In the past, BEMS has been training on a “hemorrhage control bundle,” including education on tourniquet and hemostatic agents, as well as recognizing the need to rapidly identify and control life-threatening hemorrhage.
We should all salute the crews and management and medical directors of Boston EMS. After years with the efforts and actions of EMS crews going unnoticed or unrecognized by the media, the location and focus of camera at the Boston Marathon educated the world about the benefits of high quality, rapid moving and efficient EMS.
The Boston EMS crews, supervisors and BAA medical staff, and many Boston-area mutual aid EMS agencies and crews, became media stars. Wearing distinctive colored identification vests, protective gear and helmets, there was no question who they were or what they were responsible for at that finish line war zone. They didn’t seek or expect stardom, but they fittingly received it.
They were decisive, polished and professional. They were well-trained, disciplined and effective, and they made us all proud. Thank you, Boston EMS.
1. Kalish J, Burke P, Feldman J, et al. (July 30, 2008). The Return of Tourniquets: Original research evaluates the effectiveness of prehospital tourniquets for civilian penetrating extremity injuries. In JEMS. Retrieved April 22, 2013, from www.jems.com/article/patient-care/return-tourniquets-original-re.
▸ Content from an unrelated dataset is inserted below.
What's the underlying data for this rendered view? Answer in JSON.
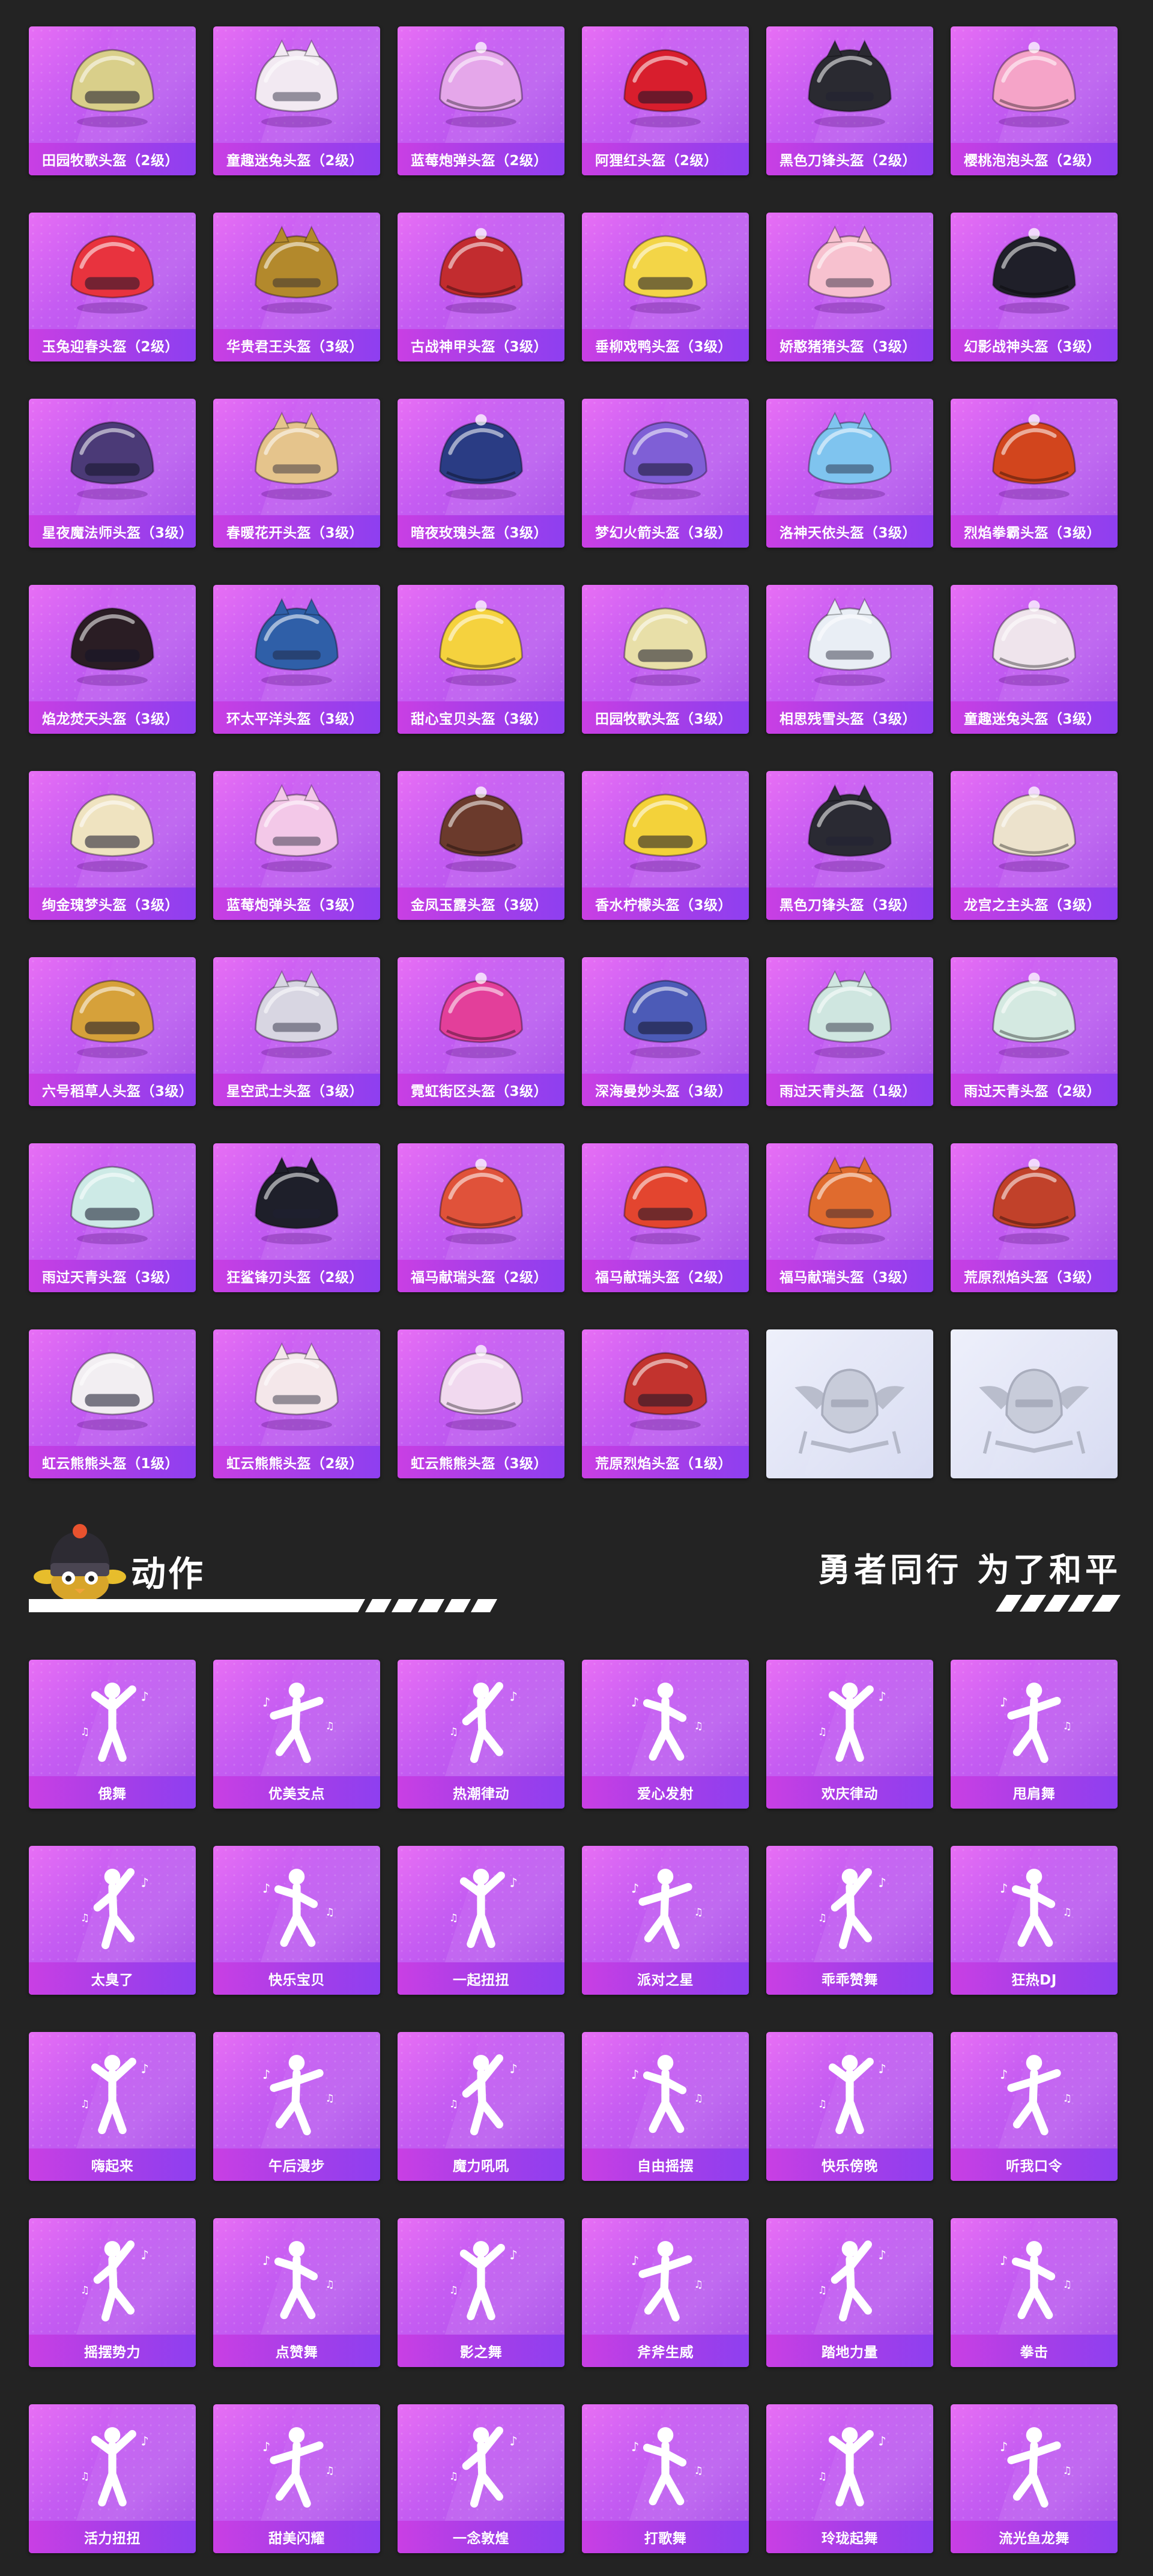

2. Doyle G, Taillac P. (October 2008).Tourniquet First: Safe & rational protocols for prehospital tourniquet use. In JEMS. Retrieved April 22, 2013, from www.jems.com/article/major-incidents/tourniquet-first.
3. Risk G, Augustine J. (Feb. 25, 2012). Tourniquet First: Safe & rational protocols for prehospital tourniquet use. In JEMS. Retrieved April 22, 2013, from www.jems.com/article/patient-care/civilian-ems-should-consider-tourniquets.